A brief history
The Tree of Life sculpture being carved by Joseph Rifesser (right, around 1966)
From the start of construction in the early 1960s, designers of the Montréal métro wanted to give it a unique character by hiring several architects to build the stations. Instead of having a series of identical stations, a familiar sight for passengers of most subway systems around the world, transit riders in Montréal would enjoy distinctly designed stations, different from the next. The 26 stations in the initial network in 1966 did not each have a work of art. At the time, the generosity of businesses and organizations was counted upon to finance public art commissions. A work of art was added to a station after it opened, except for station Peel and station Mont-Royal, where their architects were closely involved in their creation.
Painter and caricaturist Robert LaPalme served as artistic director for the integration of artwork in métro stations. He advocated the exclusive use of figurative works depicting the history of Montréal. For Champ-de-Mars, artist Marcelle Ferron held her ground and successfully gained acceptance for a totally abstract work of stained glass, without a doubt one of the most spectacular works of art in the entire network. During the 1970s and 1980s, when métro lines underwent expansion, architects were tasked with integrating art and architecture from a station’s early design stages. Some created the artwork themselves, while the majority commissioned artists, working closely with them during construction. The idea was to ensure a more harmonious mix between art and architecture and give the artwork an appropriate setting, as it deserved. Imposing a theme and excluding abstract art was no longer an option.

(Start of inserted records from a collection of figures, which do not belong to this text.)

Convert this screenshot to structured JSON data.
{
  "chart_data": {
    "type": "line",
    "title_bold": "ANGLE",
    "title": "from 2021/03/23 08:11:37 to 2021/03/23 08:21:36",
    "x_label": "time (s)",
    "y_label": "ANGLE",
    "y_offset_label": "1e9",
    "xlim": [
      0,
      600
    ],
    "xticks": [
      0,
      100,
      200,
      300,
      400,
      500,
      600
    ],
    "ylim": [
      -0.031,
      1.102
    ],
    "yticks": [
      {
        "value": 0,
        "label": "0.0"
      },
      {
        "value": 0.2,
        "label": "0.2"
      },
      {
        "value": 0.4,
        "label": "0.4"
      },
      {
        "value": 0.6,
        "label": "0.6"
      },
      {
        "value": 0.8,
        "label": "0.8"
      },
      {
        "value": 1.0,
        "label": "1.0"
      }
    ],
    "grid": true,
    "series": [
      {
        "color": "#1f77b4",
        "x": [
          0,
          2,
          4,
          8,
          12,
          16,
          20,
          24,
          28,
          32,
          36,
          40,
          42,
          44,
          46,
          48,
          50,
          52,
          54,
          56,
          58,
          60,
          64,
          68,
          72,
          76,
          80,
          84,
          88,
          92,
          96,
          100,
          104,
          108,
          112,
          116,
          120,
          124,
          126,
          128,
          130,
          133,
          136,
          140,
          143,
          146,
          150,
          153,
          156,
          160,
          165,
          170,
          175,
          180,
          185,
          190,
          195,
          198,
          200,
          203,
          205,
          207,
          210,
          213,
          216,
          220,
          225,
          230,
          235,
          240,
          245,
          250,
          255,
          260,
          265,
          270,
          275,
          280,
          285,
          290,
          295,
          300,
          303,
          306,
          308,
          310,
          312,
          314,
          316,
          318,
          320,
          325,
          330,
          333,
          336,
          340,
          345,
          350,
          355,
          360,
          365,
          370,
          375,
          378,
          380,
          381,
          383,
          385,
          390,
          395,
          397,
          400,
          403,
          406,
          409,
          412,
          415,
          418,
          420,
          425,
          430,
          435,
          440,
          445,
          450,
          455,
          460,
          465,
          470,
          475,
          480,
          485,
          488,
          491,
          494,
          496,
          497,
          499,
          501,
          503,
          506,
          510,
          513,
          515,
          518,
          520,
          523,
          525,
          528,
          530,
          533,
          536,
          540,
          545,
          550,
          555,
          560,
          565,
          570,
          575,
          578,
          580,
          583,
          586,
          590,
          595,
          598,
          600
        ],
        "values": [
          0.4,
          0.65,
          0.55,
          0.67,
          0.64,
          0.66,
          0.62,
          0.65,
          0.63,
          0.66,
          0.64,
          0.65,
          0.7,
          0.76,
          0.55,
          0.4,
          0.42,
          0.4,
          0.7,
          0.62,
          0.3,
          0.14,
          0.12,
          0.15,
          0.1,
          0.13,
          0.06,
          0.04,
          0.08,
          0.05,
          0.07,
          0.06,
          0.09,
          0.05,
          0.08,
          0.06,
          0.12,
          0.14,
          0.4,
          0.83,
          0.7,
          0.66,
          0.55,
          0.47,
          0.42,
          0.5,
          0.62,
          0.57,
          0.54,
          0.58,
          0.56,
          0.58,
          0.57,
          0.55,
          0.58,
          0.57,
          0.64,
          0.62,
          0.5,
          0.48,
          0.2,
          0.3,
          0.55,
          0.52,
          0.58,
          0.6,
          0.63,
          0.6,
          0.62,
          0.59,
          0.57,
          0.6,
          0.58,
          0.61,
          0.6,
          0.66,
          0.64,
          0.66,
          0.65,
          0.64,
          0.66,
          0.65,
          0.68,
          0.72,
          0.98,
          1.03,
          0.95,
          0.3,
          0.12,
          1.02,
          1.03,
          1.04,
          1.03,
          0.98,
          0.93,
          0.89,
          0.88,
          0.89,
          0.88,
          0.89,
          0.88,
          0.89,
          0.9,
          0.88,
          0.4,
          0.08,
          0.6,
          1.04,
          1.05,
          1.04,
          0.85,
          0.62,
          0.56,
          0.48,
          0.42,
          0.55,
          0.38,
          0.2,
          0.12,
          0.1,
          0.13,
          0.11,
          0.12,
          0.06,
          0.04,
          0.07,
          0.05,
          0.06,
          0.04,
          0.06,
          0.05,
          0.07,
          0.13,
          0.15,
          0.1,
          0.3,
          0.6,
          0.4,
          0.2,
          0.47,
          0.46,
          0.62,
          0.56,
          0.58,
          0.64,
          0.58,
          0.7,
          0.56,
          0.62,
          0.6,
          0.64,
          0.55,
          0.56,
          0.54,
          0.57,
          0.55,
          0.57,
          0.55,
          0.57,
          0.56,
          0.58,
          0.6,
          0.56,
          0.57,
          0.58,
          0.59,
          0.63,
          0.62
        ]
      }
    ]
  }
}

When construction began on new STM métro stations in Laval, in the early years after 2000, the Politique d’intégration des arts à l’architecture et à l’environnement des bâtiments et des sites gouvernementaux et publics by the ministère de la Culture et des Communications du Québec served as policy guide for the commissioning of artwork. Through the diverse architecture of its stations and the hundred or so works of art it holds, the Montréal métro serves as an important witness to the different eras that have seen it flourish over time. Several renowned Québec artists have contributed to the métro’s art gallery, including Jean-Paul Mousseau, Charles Daudelin, Frédéric Back, Jordi Bonet, Jacques de Tonnancour and Pierre Granche, to name but a few.